Witchcraft in Early North America - Alison Games [33]
Elsewhere, however, there is suggestive evidence that some African witchcraft beliefs may have survived—altered in their expression, perhaps, by the challenging dynamics of living in slavery, and not as intact belief systems, but present nonetheless. Archaeological evidence points to the endurance of a range of beliefs about magical practices and powers. Objects with possible ritual significance, including glass beads, amulets, and cowrie shells, found in excavations of slave quarters, might have been charms used for magical purposes.137 The anthropologist Jerome Handler examined an excavated grave in Barbados in one effort to discern the possible tenacity of West African ideas about witchcraft.
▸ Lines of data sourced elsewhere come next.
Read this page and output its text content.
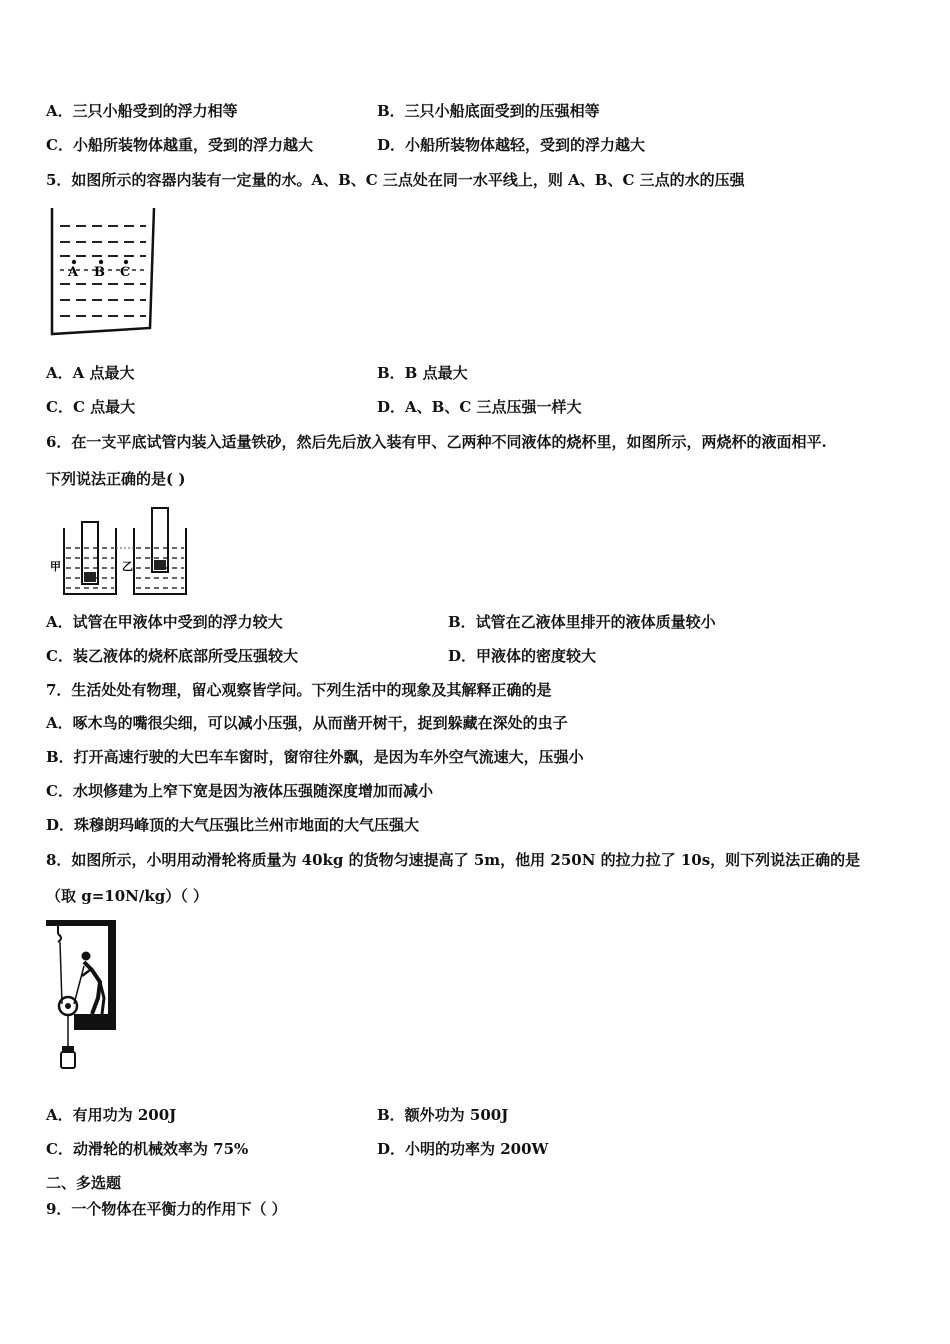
A．三只小船受到的浮力相等	B．三只小船底面受到的压强相等
C．小船所装物体越重，受到的浮力越大	D．小船所装物体越轻，受到的浮力越大
5．如图所示的容器内装有一定量的水。A、B、C 三点处在同一水平线上，则 A、B、C 三点的水的压强
A B C
A．A 点最大	B．B 点最大
C．C 点最大	D．A、B、C 三点压强一样大
6．在一支平底试管内装入适量铁砂，然后先后放入装有甲、乙两种不同液体的烧杯里，如图所示，两烧杯的液面相平.
下列说法正确的是( )
甲	乙
A．试管在甲液体中受到的浮力较大	B．试管在乙液体里排开的液体质量较小
C．装乙液体的烧杯底部所受压强较大	D．甲液体的密度较大
7．生活处处有物理，留心观察皆学问。下列生活中的现象及其解释正确的是
A．啄木鸟的嘴很尖细，可以减小压强，从而凿开树干，捉到躲藏在深处的虫子
B．打开高速行驶的大巴车车窗时，窗帘往外飘，是因为车外空气流速大，压强小
C．水坝修建为上窄下宽是因为液体压强随深度增加而减小
D．珠穆朗玛峰顶的大气压强比兰州市地面的大气压强大
8．如图所示，小明用动滑轮将质量为 40kg 的货物匀速提高了 5m，他用 250N 的拉力拉了 10s，则下列说法正确的是
（取 g=10N/kg）（ ）
A．有用功为 200J	B．额外功为 500J
C．动滑轮的机械效率为 75%	D．小明的功率为 200W
二、多选题
9．一个物体在平衡力的作用下（ ）
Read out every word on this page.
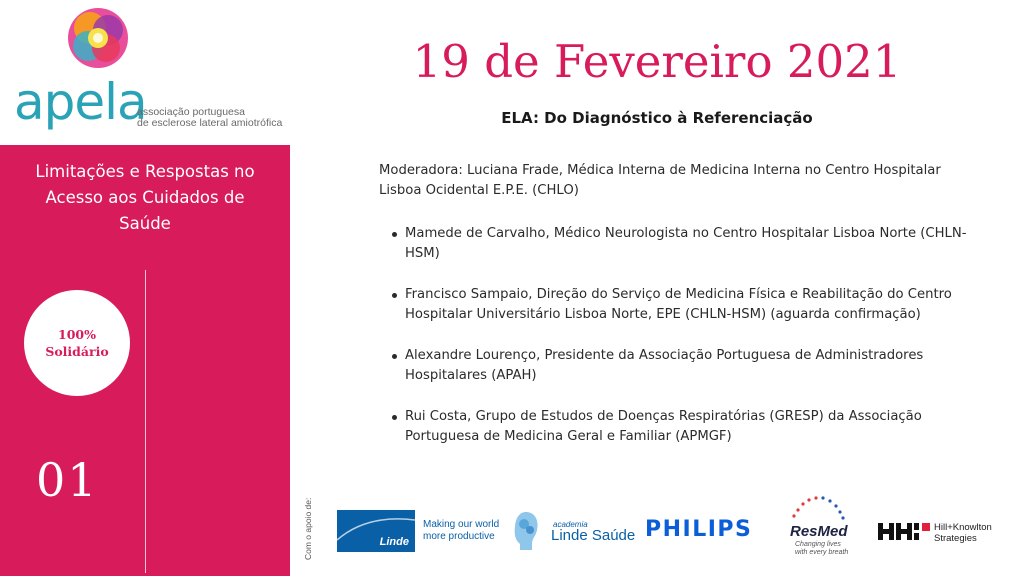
apela
associação portuguesa
de esclerose lateral amiotrófica
Limitações e Respostas no Acesso aos Cuidados de Saúde
100%
Solidário
01
19 de Fevereiro 2021
ELA: Do Diagnóstico à Referenciação
Moderadora: Luciana Frade, Médica Interna de Medicina Interna no Centro Hospitalar Lisboa Ocidental E.P.E. (CHLO)
Mamede de Carvalho, Médico Neurologista no Centro Hospitalar Lisboa Norte (CHLN-HSM)
Francisco Sampaio, Direção do Serviço de Medicina Física e Reabilitação do Centro Hospitalar Universitário Lisboa Norte, EPE (CHLN-HSM) (aguarda confirmação)
Alexandre Lourenço, Presidente da Associação Portuguesa de Administradores Hospitalares (APAH)
Rui Costa, Grupo de Estudos de Doenças Respiratórias (GRESP) da Associação Portuguesa de Medicina Geral e Familiar (APMGF)
Com o apoio de:	Linde
Making our world
more productive
academia
Linde Saúde PHILIPS	ResMed
Changing lives
with every breath
Hill+Knowlton
Strategies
A lone burial contained in a mound in a cemetery demonstrated anomalies with other burials. She was the only prone burial, for example; all others were supine. Dating from the late seventeenth or early eighteenth century, the burial occurred at a time when most enslaved workers on Barbados were African born and thus likely to adhere to African practices. The features of the burial, Handler argues, are inconsistent with other burials and in fact resemble mortuary practices used by West Africans (where most Barbados slaves came from in this period) to bury witches. Dangerous people were buried apart and sometimes covered with a mound. They were buried prone, like the excavated Barbados skeleton.138
Indeed, there is evidence that witch beliefs might even have increased in the Americas, which would be entirely consistent both with African notions that equated witches with greed and the abuse of power and with the new circumstances of violence and coercion in which enslaved Africans found themselves. In North America, for example, benevolent African deities receded in favor of the more frequent practice of sorcery. In this respect, we catch a glimpse of a slave’s perception that he lived in a world of enhanced evil. The parallel with Native Americans, who found evil to have increased in their world, too, with the onslaught of deadly epidemics, is pronounced. The heightened importance of malevolent practices and powers can be seen in the shifting meanings of words in Gullah, a language that emerged in the eighteenth-century South Carolina lowcountry as Africans from different regions who spoke multiple languages created a common tongue. It was created out of several African languages. The Ewe word fufu, meaning “dust,” survived in Gullah, but it acquired a more specific connotation of malevolence, transformed from benign dust into “a fine dust used with the intention of bewitching one or causing harm.” A Mende word, gafa, meaning “spirit” or “soul,” denoted an “evil spirit or devil” in Gullah.139 These shifts in words reveal the many ways in which beliefs mingled in the American context. Africans did not have—in Africa—an idea of the Devil. Europeans certainly did, and the transformed Mende word gafa from “spirit” into “evil spirit”—or Devil—suggests the transformations that were underway as slaves absorbed aspects of Christian doctrine and confronted the horrors of enslavement.